Employ R to use random number generation and simulations to verify theoretical probabilities.

Sure, here is a simple example of how you can use R to generate random numbers and simulate to verify theoretical probabilities.

Let's say we want to verify the theoretical probability of getting a head when flipping a fair coin (which is 0.5). We can simulate this in R as follows:

1. First, we need to set up the simulation. We can use the set.seed() function to make our results reproducible:

set.seed(123)

2. Next, we generate a large number of random numbers that are either 0 (representing tails) or 1 (representing heads). We can use the sample() function to do this:

flips <- sample(c(0, 1), size = 10000, replace = TRUE)

In this code, c(0, 1) creates a vector of the two possible outcomes, size = 10000 means we want to generate 10000 random numbers, and replace = TRUE means we're sampling with replacement, which is appropriate for independent events like coin flips.

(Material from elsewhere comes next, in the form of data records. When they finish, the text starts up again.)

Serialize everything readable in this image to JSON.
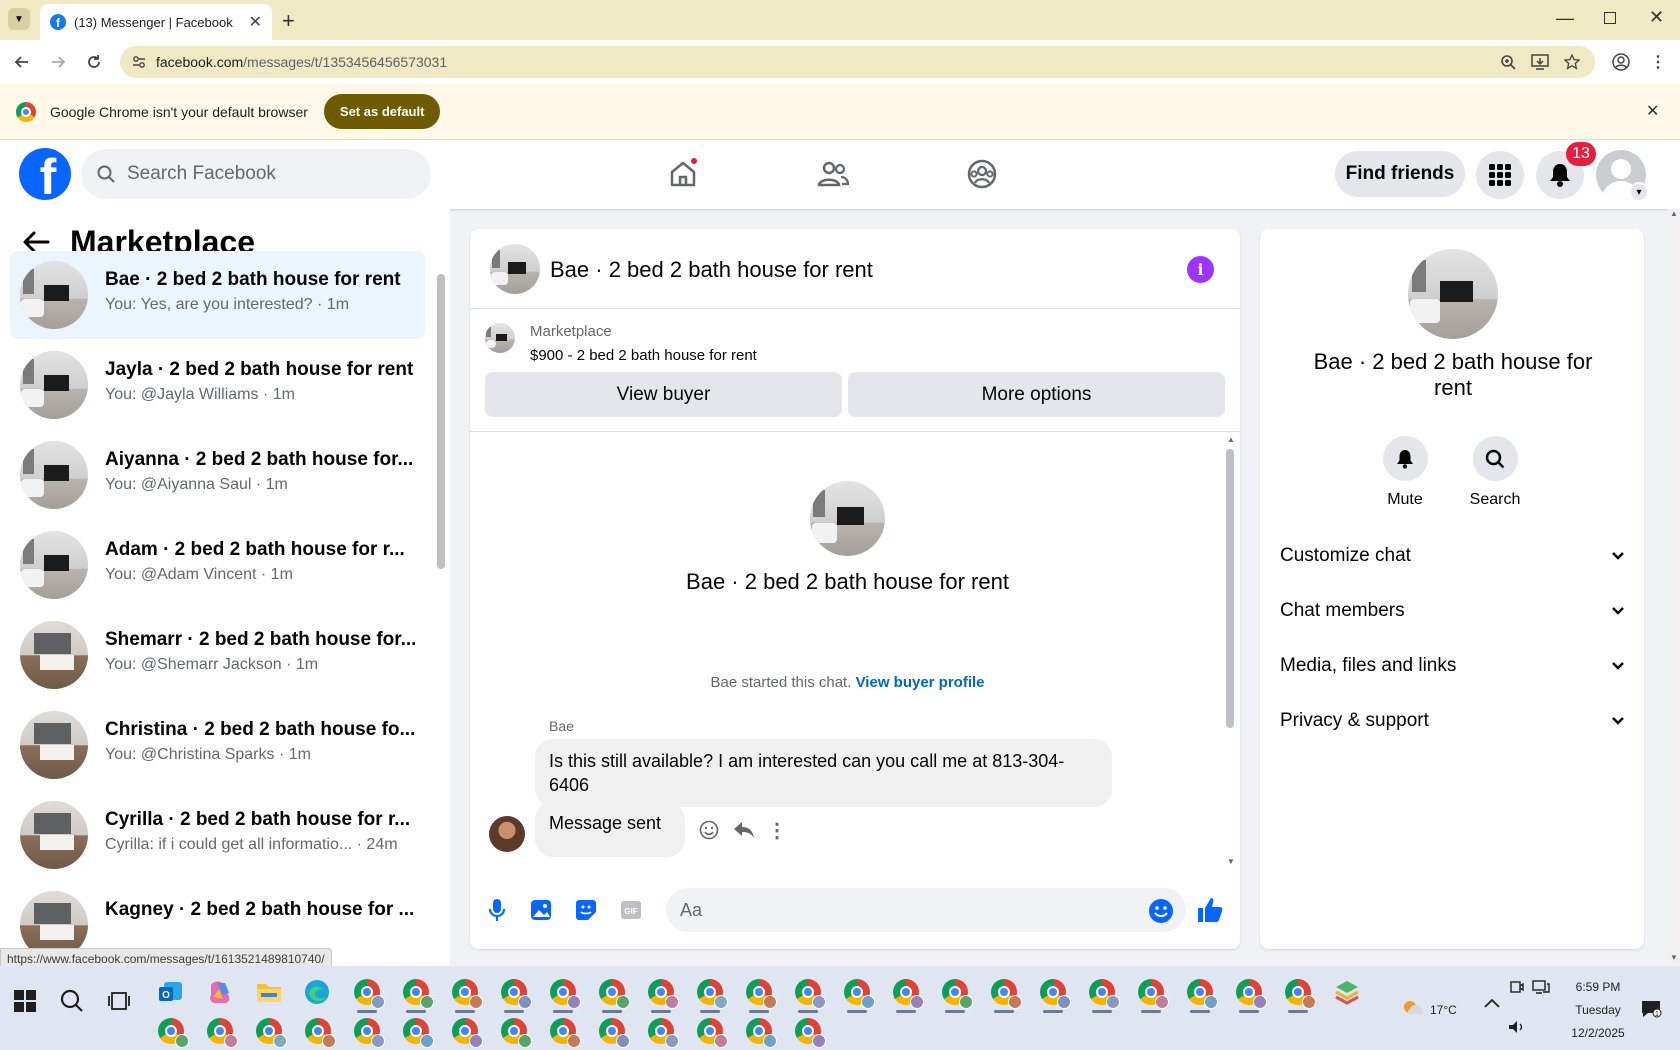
{
  "browser": {
    "tab_title": "(13) Messenger | Facebook",
    "url_host": "facebook.com",
    "url_path": "/messages/t/1353456456573031",
    "infobar_text": "Google Chrome isn't your default browser",
    "infobar_button": "Set as default"
  },
  "header": {
    "search_placeholder": "Search Facebook",
    "find_friends": "Find friends",
    "notification_count": "13"
  },
  "sidebar": {
    "title": "Marketplace",
    "conversations": [
      {
        "name": "Bae · 2 bed 2 bath house for rent",
        "preview": "You: Yes, are you interested? · 1m",
        "thumb": "room",
        "active": true
      },
      {
        "name": "Jayla · 2 bed 2 bath house for rent",
        "preview": "You: @Jayla Williams · 1m",
        "thumb": "room"
      },
      {
        "name": "Aiyanna · 2 bed 2 bath house for...",
        "preview": "You: @Aiyanna Saul · 1m",
        "thumb": "room"
      },
      {
        "name": "Adam · 2 bed 2 bath house for r...",
        "preview": "You: @Adam Vincent · 1m",
        "thumb": "room"
      },
      {
        "name": "Shemarr · 2 bed 2 bath house for...",
        "preview": "You: @Shemarr Jackson · 1m",
        "thumb": "kitchen"
      },
      {
        "name": "Christina · 2 bed 2 bath house fo...",
        "preview": "You: @Christina Sparks · 1m",
        "thumb": "kitchen"
      },
      {
        "name": "Cyrilla · 2 bed 2 bath house for r...",
        "preview": "Cyrilla: if i could get all informatio... · 24m",
        "thumb": "kitchen"
      },
      {
        "name": "Kagney · 2 bed 2 bath house for ...",
        "preview": "",
        "thumb": "kitchen"
      }
    ]
  },
  "chat": {
    "title": "Bae · 2 bed 2 bath house for rent",
    "listing_category": "Marketplace",
    "listing_price": "$900 - 2 bed 2 bath house for rent",
    "view_buyer": "View buyer",
    "more_options": "More options",
    "center_name": "Bae · 2 bed 2 bath house for rent",
    "started_text": "Bae started this chat.",
    "view_buyer_profile": "View buyer profile",
    "sender_name": "Bae",
    "message1": "Is this still available? I am interested can you call me at 813-304-6406",
    "message2": "Message sent",
    "input_placeholder": "Aa"
  },
  "details": {
    "name": "Bae · 2 bed 2 bath house for rent",
    "mute": "Mute",
    "search": "Search",
    "sections": [
      "Customize chat",
      "Chat members",
      "Media, files and links",
      "Privacy & support"
    ]
  },
  "status_url": "https://www.facebook.com/messages/t/1613521489810740/",
  "taskbar": {
    "temperature": "17°C",
    "time": "6:59 PM",
    "day": "Tuesday",
    "date": "12/2/2025"
  },
  "colors": {
    "fb_blue": "#0866ff",
    "accent_purple": "#a033ff",
    "badge_red": "#e41e3f",
    "active_row": "#ebf5ff"
  }
}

3. Now, we can calculate the proportion of heads in our simulated flips, which is an estimate of the probability of getting a head:

prob_head <- sum(flips) / length(flips)
print(prob_head)

This code sums up the flips vector (which adds 1 for each head and 0 for each tail), and then divides by the total number of flips to get the proportion of heads.

4. Finally, we can compare our simulated probability with the theoretical probability:

theoretical_prob <- 0.5
print(abs(theoretical_prob - prob_head))

This code calculates the absolute difference between the theoretical probability and our simulated probability. If our simulation is accurate, this difference should be close to 0.

Remember, the accuracy of the simulation increases with the number of trials (in this case, the number of coin flips). So, if you want a more accurate estimate, you can increase the size parameter in the sample() function.